La procédure n’est alors pas enregistrée immédiatement par le bureau d’ordre pénal. Les agents du BOP « reconnaissent un classement par erreur dans la pile des procédures non urgentes ». Le 2 décembre, c’est la mère de la victime qui appelle le BOP. L’agent constate alors le problème et s’engage à rechercher la procédure pour l’enregistrer. Elle est alors remise au magistrat dans une pochette rouge dédiée aux urgences, mais sans avertissement verbal.

Quelques jours après, la procédure enfin enregistrée, la substitut l’adresse par erreur à la brigade de Plaisance-du-Touch accompagnée d’un soit-transmis pour enquête « à poursuivre », demandant l’audition du mis en cause en garde à vue. La brigade la reçoit le 21 janvier et informe immédiatement le parquet d’Auch de l’erreur d’aiguillage. Celui-ci la renvoie aussitôt vers la brigade de Lectoure.

Averti du fait qu’une précédente affaire visant Jérôme Barella avait été classée sans suite, le gendarme, qui n’a pas été informé des instructions ab initio du parquet demandant une garde à vue, décide de « bétonner le dossier ». Le 23 janvier, il échange avec la substitut souhaitant procéder d’abord à de nouvelles auditions avant la garde à vue.
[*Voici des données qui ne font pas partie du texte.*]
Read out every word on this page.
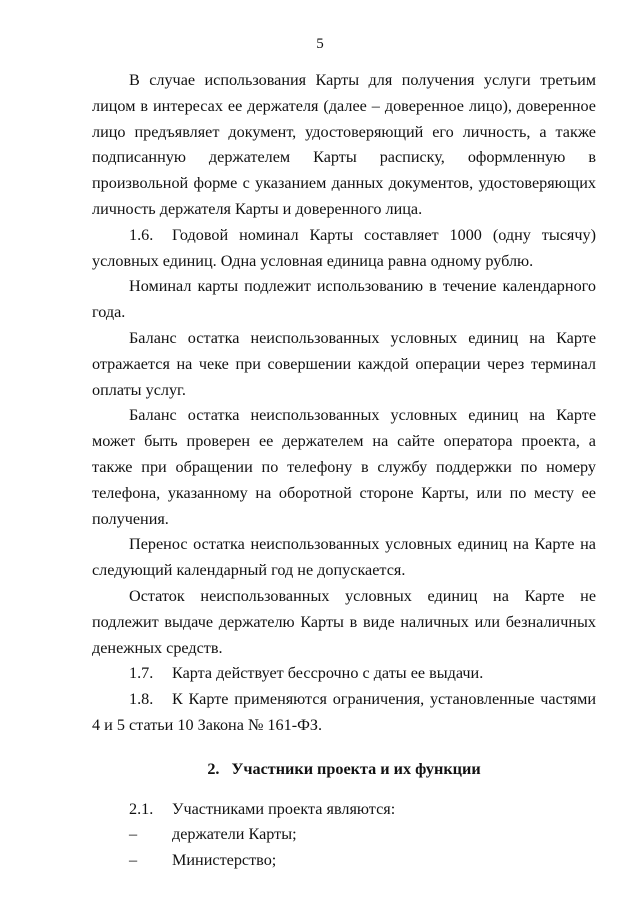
5

В случае использования Карты для получения услуги третьим лицом в интересах ее держателя (далее – доверенное лицо), доверенное лицо предъявляет документ, удостоверяющий его личность, а также подписанную держателем Карты расписку, оформленную в произвольной форме с указанием данных документов, удостоверяющих личность держателя Карты и доверенного лица.

1.6. Годовой номинал Карты составляет 1000 (одну тысячу) условных единиц. Одна условная единица равна одному рублю.

Номинал карты подлежит использованию в течение календарного года.

Баланс остатка неиспользованных условных единиц на Карте отражается на чеке при совершении каждой операции через терминал оплаты услуг.

Баланс остатка неиспользованных условных единиц на Карте может быть проверен ее держателем на сайте оператора проекта, а также при обращении по телефону в службу поддержки по номеру телефона, указанному на оборотной стороне Карты, или по месту ее получения.

Перенос остатка неиспользованных условных единиц на Карте на следующий календарный год не допускается.

Остаток неиспользованных условных единиц на Карте не подлежит выдаче держателю Карты в виде наличных или безналичных денежных средств.

1.7. Карта действует бессрочно с даты ее выдачи.

1.8. К Карте применяются ограничения, установленные частями 4 и 5 статьи 10 Закона № 161-ФЗ.

2. Участники проекта и их функции

2.1. Участниками проекта являются:

–	держатели Карты;
–	Министерство;
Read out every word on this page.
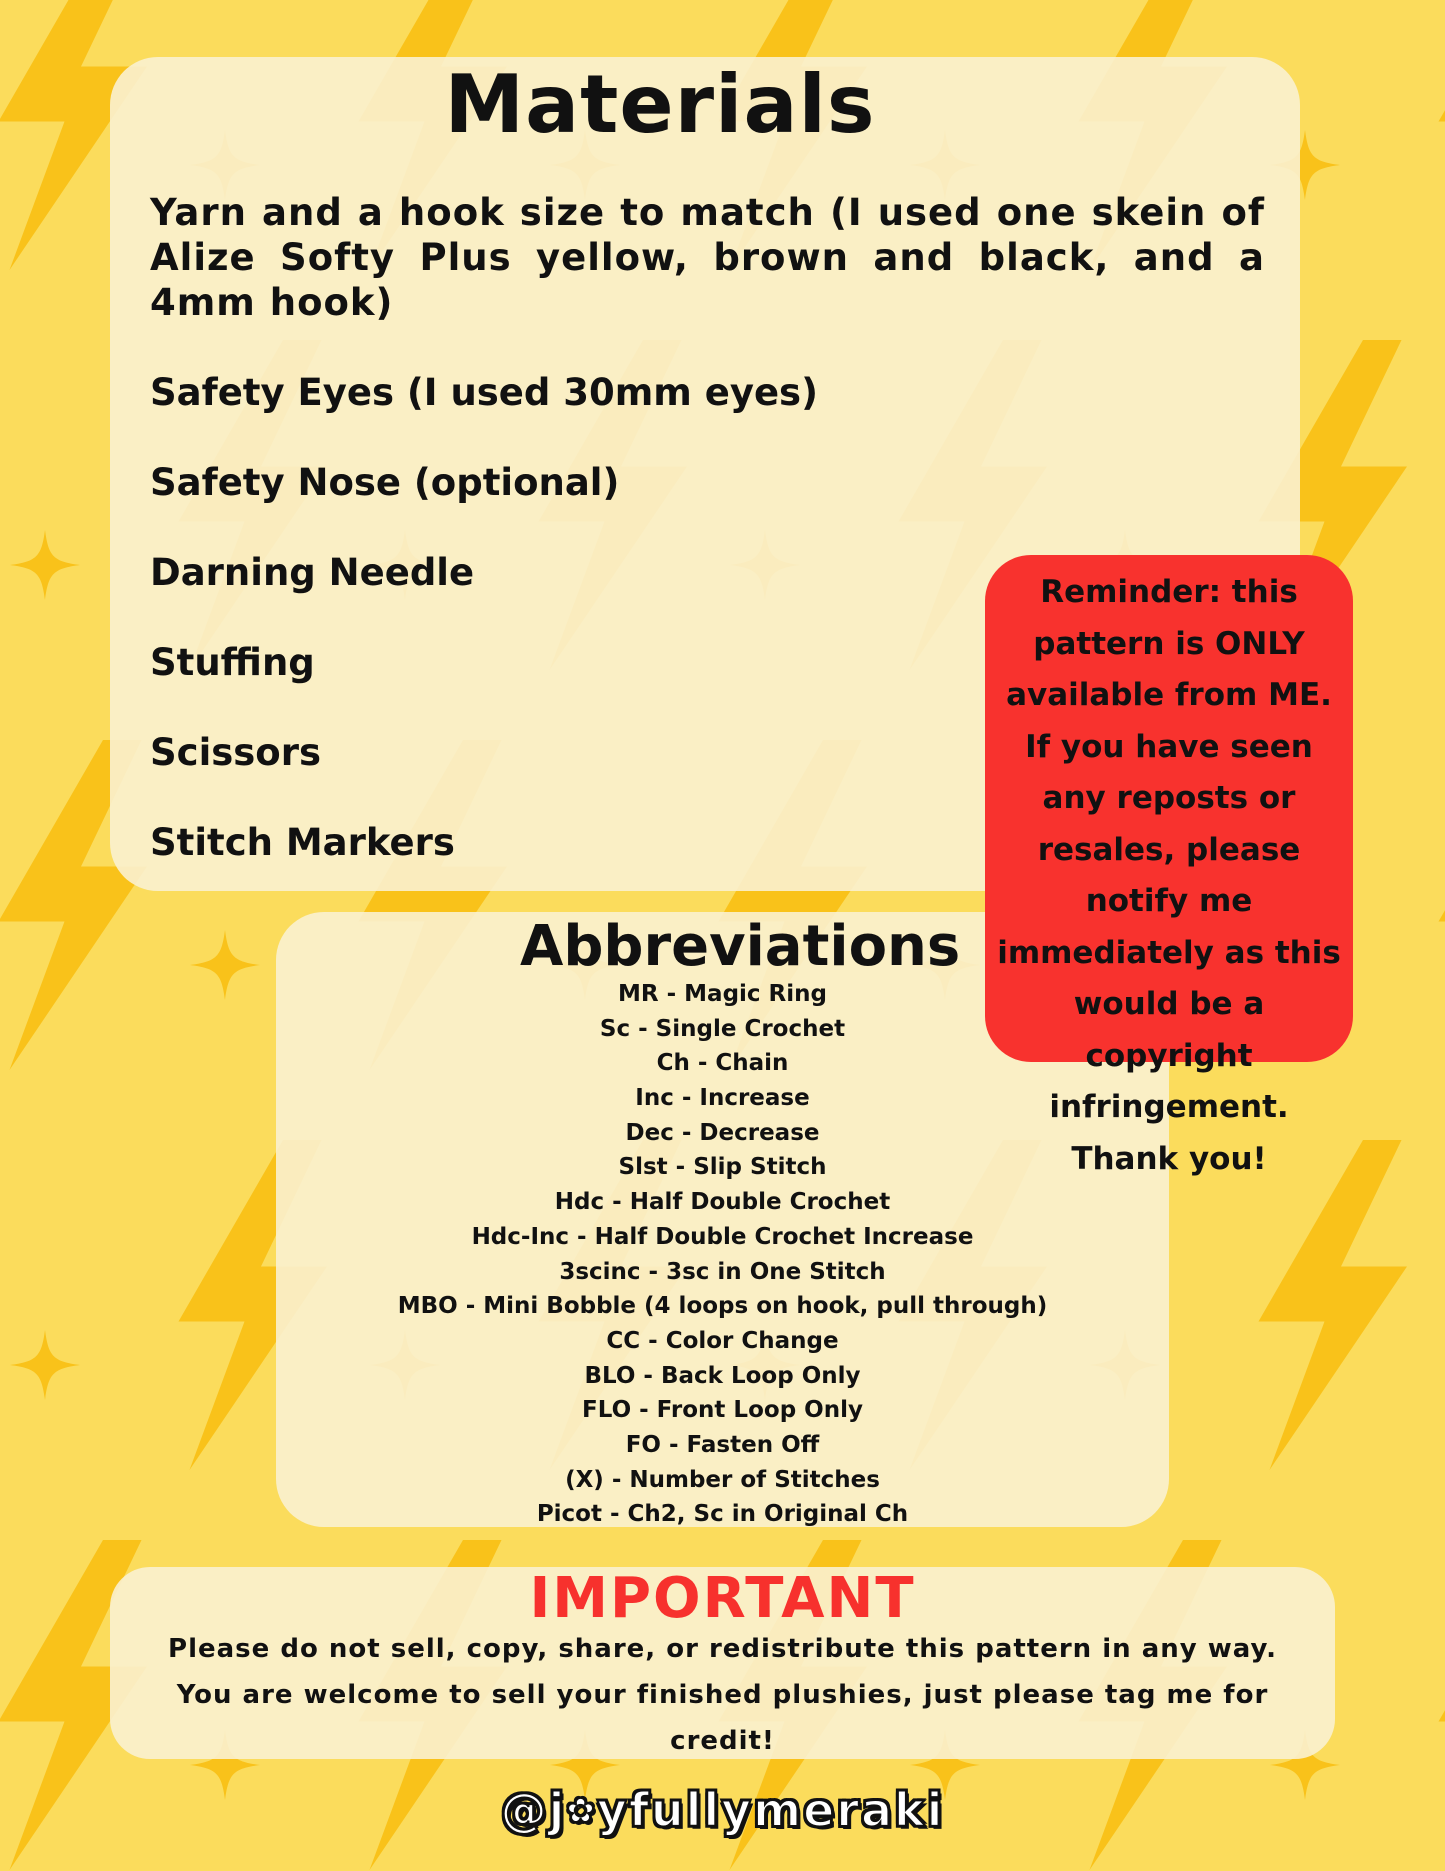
Materials

Yarn and a hook size to match (I used one skein of Alize Softy Plus yellow, brown and black, and a 4mm hook)

Safety Eyes (I used 30mm eyes)
Safety Nose (optional)
Darning Needle
Stuffing
Scissors
Stitch Markers
Abbreviations
MR - Magic Ring
Sc - Single Crochet
Ch - Chain
Inc - Increase
Dec - Decrease
Slst - Slip Stitch
Hdc - Half Double Crochet
Hdc-Inc - Half Double Crochet Increase
3scinc - 3sc in One Stitch
MBO - Mini Bobble (4 loops on hook, pull through)
CC - Color Change
BLO - Back Loop Only
FLO - Front Loop Only
FO - Fasten Off
(X) - Number of Stitches
Picot - Ch2, Sc in Original Ch
Reminder: this pattern is ONLY available from ME. If you have seen any reposts or resales, please notify me immediately as this would be a copyright infringement. Thank you!
IMPORTANT
Please do not sell, copy, share, or redistribute this pattern in any way.
You are welcome to sell your finished plushies, just please tag me for credit!
@j✿yfullymeraki
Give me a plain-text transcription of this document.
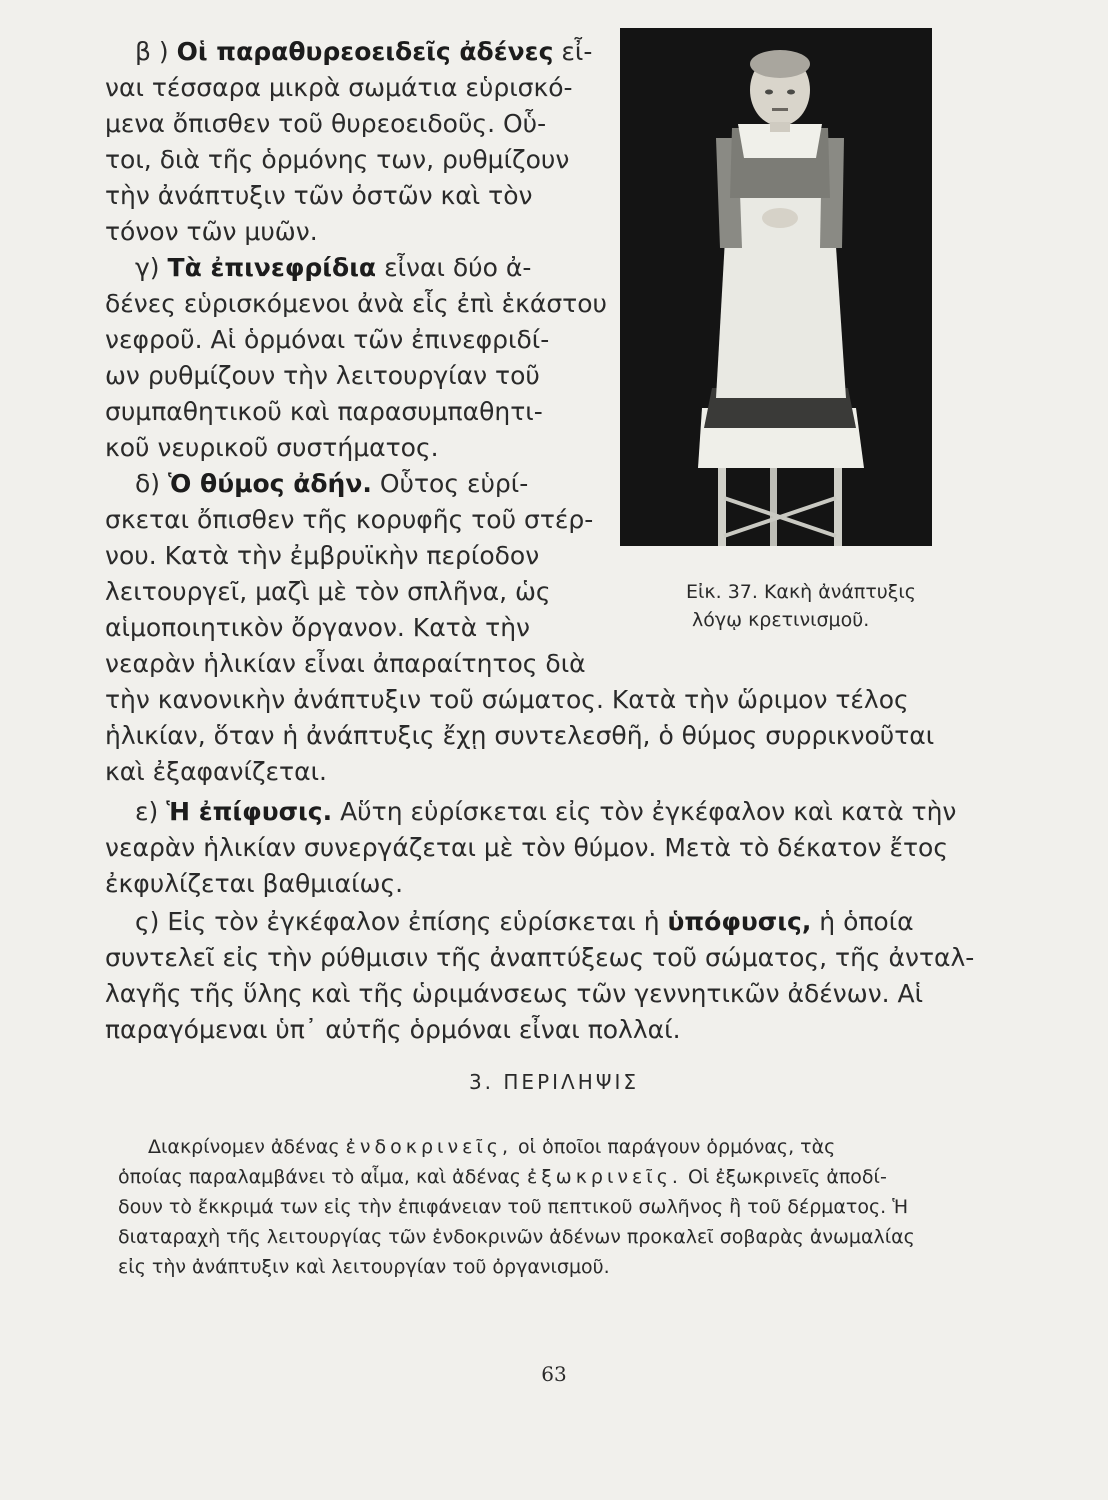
β ) Οἱ παραθυρεοειδεῖς ἀδένες εἶ-
ναι τέσσαρα μικρὰ σωμάτια εὑρισκό-
μενα ὄπισθεν τοῦ θυρεοειδοῦς. Οὗ-
τοι, διὰ τῆς ὁρμόνης των, ρυθμίζουν
τὴν ἀνάπτυξιν τῶν ὀστῶν καὶ τὸν
τόνον τῶν μυῶν.
γ) Τὰ ἐπινεφρίδια εἶναι δύο ἀ-
δένες εὑρισκόμενοι ἀνὰ εἷς ἐπὶ ἑκάστου
νεφροῦ. Αἱ ὁρμόναι τῶν ἐπινεφριδί-
ων ρυθμίζουν τὴν λειτουργίαν τοῦ
συμπαθητικοῦ καὶ παρασυμπαθητι-
κοῦ νευρικοῦ συστήματος.
δ) Ὁ θύμος ἀδήν. Οὗτος εὑρί-
σκεται ὄπισθεν τῆς κορυφῆς τοῦ στέρ-
νου. Κατὰ τὴν ἐμβρυϊκὴν περίοδον
λειτουργεῖ, μαζὶ μὲ τὸν σπλῆνα, ὡς
αἱμοποιητικὸν ὄργανον. Κατὰ τὴν
νεαρὰν ἡλικίαν εἶναι ἀπαραίτητος διὰ
τὴν κανονικὴν ἀνάπτυξιν τοῦ σώματος. Κατὰ τὴν ὥριμον τέλος
ἡλικίαν, ὅταν ἡ ἀνάπτυξις ἔχῃ συντελεσθῆ, ὁ θύμος συρρικνοῦται
καὶ ἐξαφανίζεται.
ε) Ἡ ἐπίφυσις. Αὕτη εὑρίσκεται εἰς τὸν ἐγκέφαλον καὶ κατὰ τὴν
νεαρὰν ἡλικίαν συνεργάζεται μὲ τὸν θύμον. Μετὰ τὸ δέκατον ἔτος
ἐκφυλίζεται βαθμιαίως.
ς) Εἰς τὸν ἐγκέφαλον ἐπίσης εὑρίσκεται ἡ ὑπόφυσις, ἡ ὁποία
συντελεῖ εἰς τὴν ρύθμισιν τῆς ἀναπτύξεως τοῦ σώματος, τῆς ἀνταλ-
λαγῆς τῆς ὕλης καὶ τῆς ὡριμάνσεως τῶν γεννητικῶν ἀδένων. Αἱ
παραγόμεναι ὑπ᾽ αὐτῆς ὁρμόναι εἶναι πολλαί.
Εἰκ. 37. Κακὴ ἀνάπτυξις
λόγῳ κρετινισμοῦ.
3. ΠΕΡΙΛΗΨΙΣ
Διακρίνομεν ἀδένας ἐνδοκρινεῖς, οἱ ὁποῖοι παράγουν ὁρμόνας, τὰς
ὁποίας παραλαμβάνει τὸ αἷμα, καὶ ἀδένας ἐξωκρινεῖς. Οἱ ἐξωκρινεῖς ἀποδί-
δουν τὸ ἔκκριμά των εἰς τὴν ἐπιφάνειαν τοῦ πεπτικοῦ σωλῆνος ἢ τοῦ δέρματος. Ἡ
διαταραχὴ τῆς λειτουργίας τῶν ἐνδοκρινῶν ἀδένων προκαλεῖ σοβαρὰς ἀνωμαλίας
εἰς τὴν ἀνάπτυξιν καὶ λειτουργίαν τοῦ ὀργανισμοῦ.
63
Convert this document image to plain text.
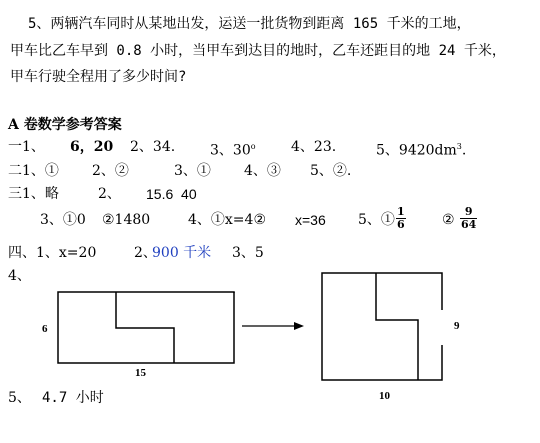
5、两辆汽车同时从某地出发，运送一批货物到距离 165 千米的工地，
甲车比乙车早到 0.8 小时，当甲车到达目的地时，乙车还距目的地 24 千米，
甲车行驶全程用了多少时间?
A 卷数学参考答案
一1、 6，20 2、34. 3、30$^o$	4、23.	5、$9420dm^3$.
二1、① 2、②	3、① 4、③ 5、②.
三1、略	2、 15.6  40
3、①0 ②1480	4、①x=4② x=36 5、① $\frac{1}{6}$	② $\frac{9}{64}$
四、1、x=20	2、
900 千米 3、5
4、
6
15
9
10
5、 4.7 小时
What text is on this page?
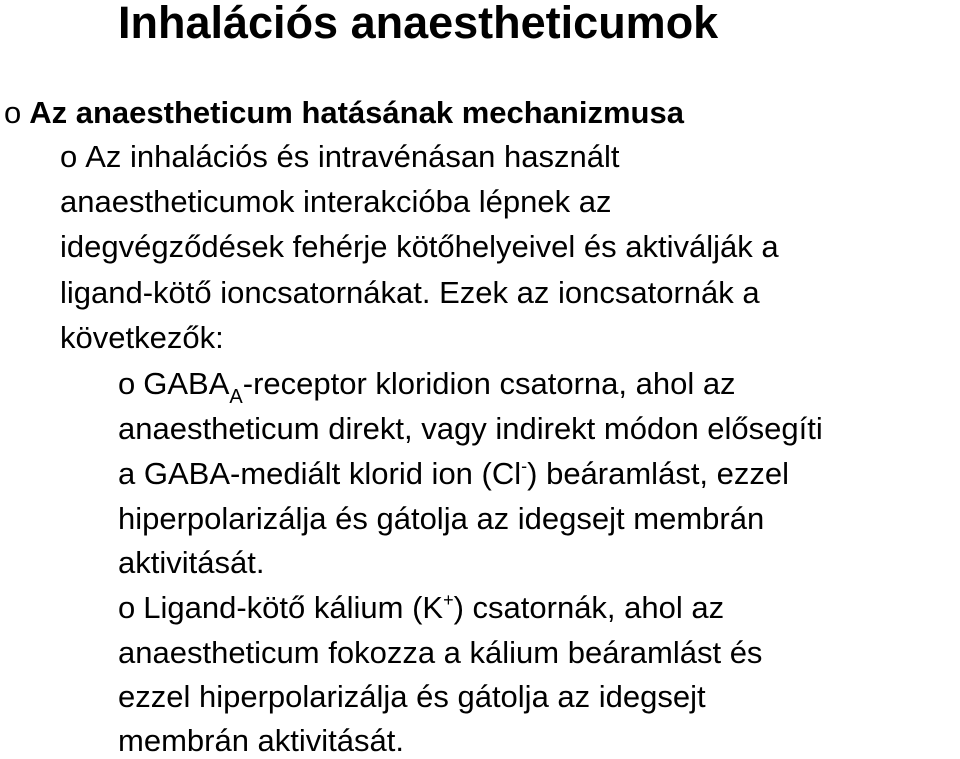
Inhalációs anaestheticumok
o Az anaestheticum hatásának mechanizmusa
o Az inhalációs és intravénásan használt
anaestheticumok interakcióba lépnek az
idegvégződések fehérje kötőhelyeivel és aktiválják a
ligand-kötő ioncsatornákat. Ezek az ioncsatornák a
következők:
o $GABA_A$-receptor kloridion csatorna, ahol az
anaestheticum direkt, vagy indirekt módon elősegíti
a GABA-mediált klorid ion (Cl-) beáramlást, ezzel
hiperpolarizálja és gátolja az idegsejt membrán
aktivitását.
o Ligand-kötő kálium (K+) csatornák, ahol az
anaestheticum fokozza a kálium beáramlást és
ezzel hiperpolarizálja és gátolja az idegsejt
membrán aktivitását.
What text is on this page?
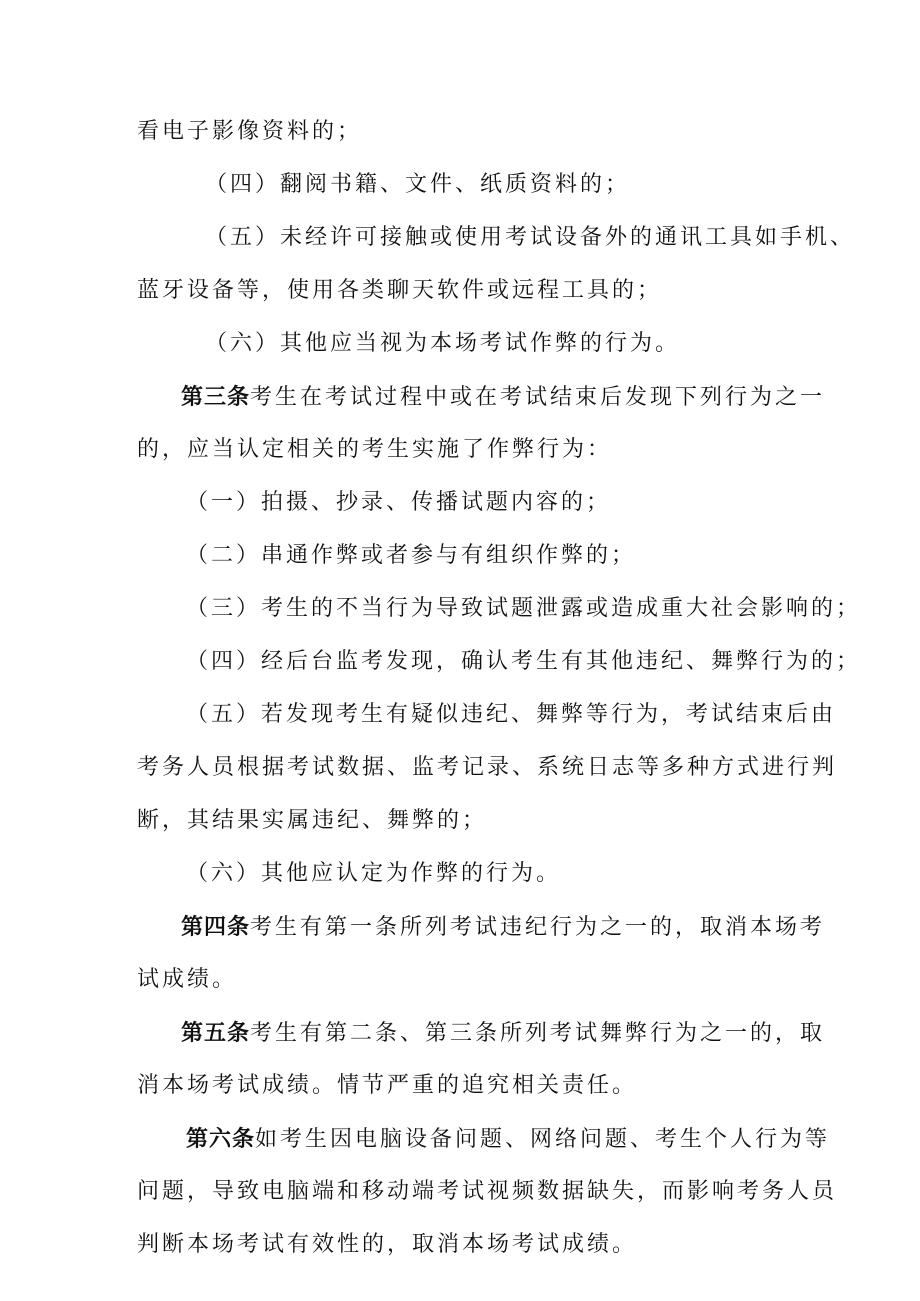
看电子影像资料的；
（四）翻阅书籍、文件、纸质资料的；
（五）未经许可接触或使用考试设备外的通讯工具如手机、
蓝牙设备等，使用各类聊天软件或远程工具的；
（六）其他应当视为本场考试作弊的行为。
第三条考生在考试过程中或在考试结束后发现下列行为之一
的，应当认定相关的考生实施了作弊行为：
（一）拍摄、抄录、传播试题内容的；
（二）串通作弊或者参与有组织作弊的；
（三）考生的不当行为导致试题泄露或造成重大社会影响的；
（四）经后台监考发现，确认考生有其他违纪、舞弊行为的；
（五）若发现考生有疑似违纪、舞弊等行为，考试结束后由
考务人员根据考试数据、监考记录、系统日志等多种方式进行判
断，其结果实属违纪、舞弊的；
（六）其他应认定为作弊的行为。
第四条考生有第一条所列考试违纪行为之一的，取消本场考
试成绩。
第五条考生有第二条、第三条所列考试舞弊行为之一的，取
消本场考试成绩。情节严重的追究相关责任。
第六条如考生因电脑设备问题、网络问题、考生个人行为等
问题，导致电脑端和移动端考试视频数据缺失，而影响考务人员
判断本场考试有效性的，取消本场考试成绩。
La magistrate ne fixe pas de délai pour la réalisation de ces actes.

La mission d’inspection constate que « cet OPJ, pourtant expérimenté dans le traitement de viol sur mineur, n’a pas pris la réelle mesure de la situation et de l’urgence à traiter cette enquête qu’il avait identifiée comme sensible ». Reste « que la garde à vue de l’auteur désigné aurait dû intervenir dans des délais beaucoup plus contraints et acceptables ». Par ailleurs, tout porte à croire que la substitut « s’en est remis à l’OPJ, alors que la gravité des faits et le risque de réitération méritaient qu’il exerce la direction d’enquête ». Pour la mission, « cette absence de contrôle hiérarchique et par le magistrat a laissé perdurer une carence d’actes d’enquête différant l’audition du mis en cause sous le régime de la garde à vue ».

Sur X.com, Sébastien Lecornu a indiqué que « dans cette affaire, la chaîne de protection a failli ». Il faudra « établir précisément les responsabilités et en tirer toutes les conséquences, y compris individuelles ». Toutefois, « cette exigence de vérité ne doit cependant pas conduire à jeter l’opprobre ni sur la gendarmerie nationale ni sur l’autorité judiciaire dans leur ensemble ».